Long story short, the ASCAP wants companies that sell ringtones to pay more then they are because a ringtone constitutes a "public performance" (since it is played out loud). Are you freaking kidding me?
"A trio of public interest groups is asking a federal judge to reject a claim that copyright law is violated when a person’s cellphone plays “Who Can It Be Now” in public when someone calls, arguing that the songwriters’ claims “stigmatize millions of consumers as lawbreakers.”
Public Knowledge, the Center for Democracy and Technology and the Electronic Frontier Foundation told a federal court Wednesday that a publicly ringing phone is no different from a person humming a tune in an elevator, listening to music in a convertible, or singing Happy Birthday at a party in the park — all activities that are not considered copyright infringements.

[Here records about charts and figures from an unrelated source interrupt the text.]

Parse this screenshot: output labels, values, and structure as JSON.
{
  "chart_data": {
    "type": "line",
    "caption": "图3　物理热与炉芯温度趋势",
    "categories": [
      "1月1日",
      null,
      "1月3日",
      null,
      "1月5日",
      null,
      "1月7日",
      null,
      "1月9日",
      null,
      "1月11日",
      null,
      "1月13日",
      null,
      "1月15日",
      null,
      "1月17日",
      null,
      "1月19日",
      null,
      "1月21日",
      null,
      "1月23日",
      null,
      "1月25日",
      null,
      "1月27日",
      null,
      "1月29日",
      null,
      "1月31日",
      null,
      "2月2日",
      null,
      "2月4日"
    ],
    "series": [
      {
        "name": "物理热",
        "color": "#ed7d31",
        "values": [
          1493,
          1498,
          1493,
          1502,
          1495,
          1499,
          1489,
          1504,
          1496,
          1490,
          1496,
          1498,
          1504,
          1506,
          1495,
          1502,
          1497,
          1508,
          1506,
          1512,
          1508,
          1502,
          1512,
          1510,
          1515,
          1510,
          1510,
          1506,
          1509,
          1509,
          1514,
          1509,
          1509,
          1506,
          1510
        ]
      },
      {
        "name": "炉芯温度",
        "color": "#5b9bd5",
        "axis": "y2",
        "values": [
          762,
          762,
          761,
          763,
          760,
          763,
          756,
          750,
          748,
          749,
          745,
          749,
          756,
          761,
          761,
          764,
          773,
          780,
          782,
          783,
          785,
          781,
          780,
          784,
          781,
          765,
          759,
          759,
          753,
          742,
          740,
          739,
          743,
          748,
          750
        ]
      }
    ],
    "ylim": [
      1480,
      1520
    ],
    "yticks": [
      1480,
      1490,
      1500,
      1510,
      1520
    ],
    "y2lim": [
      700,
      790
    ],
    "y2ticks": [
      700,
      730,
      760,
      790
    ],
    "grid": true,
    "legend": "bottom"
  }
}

But the American Society of Composers, Authors, and Publishers or ASCAP, a group that collects royalties for artists and songwriters, wants big telecom companies to pay it extra for the ringtones they sell, arguing that the ringtones constitute a “public performance.” ASCAP collects royalties anywhere where there is money to found — from internet radio stations to a taco stand with a radio next to the grill to giant arenas to a coffee shop where someone might cover a song on open mic night.
ASCAP’s licensing page for ringtones no longer exists on its site, but can be found in the Internet Archive and a model ringtone licensing agreement is available as well.
While ASCAP says it’s not going to sue individuals for unauthorized public ringing, the group’s arguments (.pdf) are dangerous, the groups argue.
“Whether or not consumers are directly targeted by ASCAP members for royalties or litigation, they will face increased prices, the risk of suit in other contexts, and an artificially depleted set of innovative technologies and services if ASCAP’s arguments are accepted here,” the groups wrote in a friend of the court brief (.pdf).
Fines for copyright infringement are steep, up to $150,000 per violation. For example, Jammie Thomas, who was busted sharing 24 copyrighted music files on the internet, was fined $1.92 million by a jury in June.
The tiff comes in a suit ASCAP filed against AT&T and Verizon that now pending in a Manhattan federal court. EFF, and the other two groups, are asking the court to throw out the suit against the nation’s largest wireless carriers. Now there’s some irony for you.
And by the by, you shouldn’t be paying for ringtones anyway. Buy the music once and use it how you like – though that’s often easier said than done given how this country’s mobile carriers treat your mobile device as if it were theirs."